= Msgr. Bryan Walsh Children's Village =

Msgr. Bryan Walsh Children's Village (formerly Boystown) is a facility run by Catholic Charities in Cutler Bay, Florida. The facility was opened in 1964 and modeled on the Boys Town of Nebraska. In 2018, unaccompanied minor immigrants and migrant children separated from their families at the border were housed at the center.

== History ==
The Msgr. Bryan Walsh Children's Village was formerly known as Boystown and was originally part of the Catholic Archdiocese of Miami. It was founded in November 1964 and was based on the Boys Town in Nebraska.
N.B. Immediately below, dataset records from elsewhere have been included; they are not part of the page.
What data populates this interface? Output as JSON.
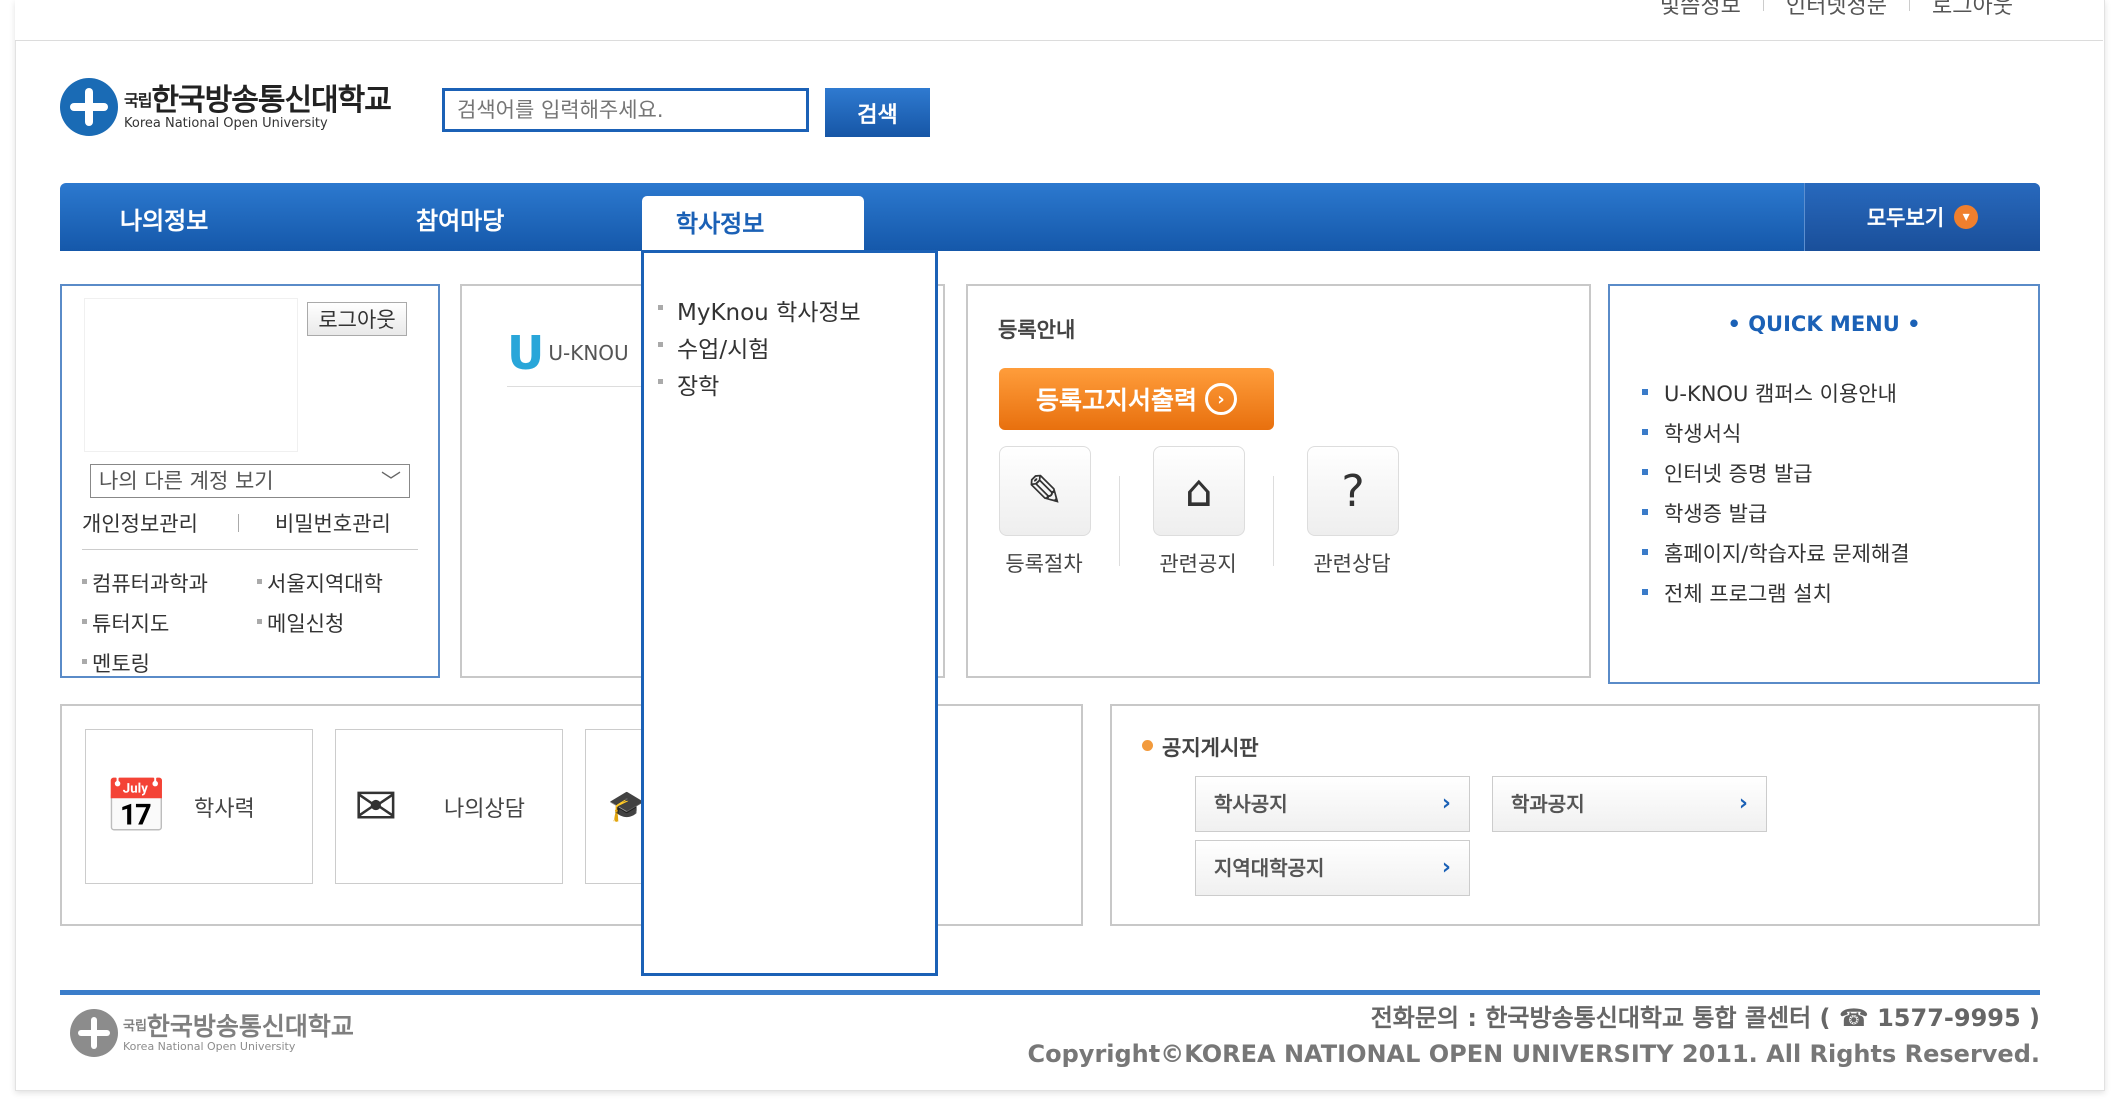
{
  "util_links": [
    "빛씀정보",
    "인터넷정문",
    "로그아웃"
  ],
  "logo": {
    "ko": "한국방송통신대학교",
    "prefix": "국립",
    "en": "Korea National Open University"
  },
  "search": {
    "placeholder": "검색어를 입력해주세요.",
    "button": "검색"
  },
  "nav": {
    "items": [
      "나의정보",
      "참여마당",
      "학사정보"
    ],
    "active": "학사정보",
    "view_all": "모두보기"
  },
  "dropdown": {
    "items": [
      "MyKnou 학사정보",
      "수업/시험",
      "장학"
    ]
  },
  "login": {
    "logout": "로그아웃",
    "account_select": "나의 다른 계정 보기",
    "links": [
      "개인정보관리",
      "비밀번호관리"
    ],
    "quick": [
      "컴퓨터과학과",
      "서울지역대학",
      "튜터지도",
      "메일신청",
      "멘토링"
    ]
  },
  "uknou": {
    "brand": "U-KNOU"
  },
  "registration": {
    "title": "등록안내",
    "print_button": "등록고지서출력",
    "icons": [
      {
        "label": "등록절차",
        "icon": "pencil-document-icon"
      },
      {
        "label": "관련공지",
        "icon": "house-icon"
      },
      {
        "label": "관련상담",
        "icon": "headset-help-icon"
      }
    ]
  },
  "quick_menu": {
    "title": "QUICK MENU",
    "items": [
      "U-KNOU 캠퍼스 이용안내",
      "학생서식",
      "인터넷 증명 발급",
      "학생증 발급",
      "홈페이지/학습자료 문제해결",
      "전체 프로그램 설치"
    ]
  },
  "shortcuts": [
    {
      "label": "학사력",
      "icon": "calendar-clock-icon"
    },
    {
      "label": "나의상담",
      "icon": "letter-quill-icon"
    }
  ],
  "notice": {
    "title": "공지게시판",
    "buttons": [
      "학사공지",
      "학과공지",
      "지역대학공지"
    ]
  },
  "footer": {
    "phone": "전화문의 : 한국방송통신대학교 통합 콜센터 ( ☎ 1577-9995 )",
    "copyright": "Copyright©KOREA NATIONAL OPEN UNIVERSITY 2011. All Rights Reserved."
  }
}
Boystown was originally created by the archdiocese to help house minor refugees from Cuba. Eventually, the facility began to take in boys over 13 who needed a home. The shelter was meant to be temporary home and the average stay was around a year or so. Boystown included a swimming pool, animals for the children to interact with and sports facilities. Boys went to work and school in the community. Dorms in the form of air-conditioned cabins housed the boys. Two married couples and various counselors lived on the facility.

== About ==
The Catholic Charities currently runs Msgr. Bryan Walsh Children's Village which is located in Cutler Bay, Florida. In 2018, the center housed unaccompanied minor immigrants. In addition, children separated from their families due to the Trump administration family separation policy were housed at the Children's Village. United States Representatives, Debbie Wasserman Schultz and Carlos Curbelo both toured the facility in June 2018.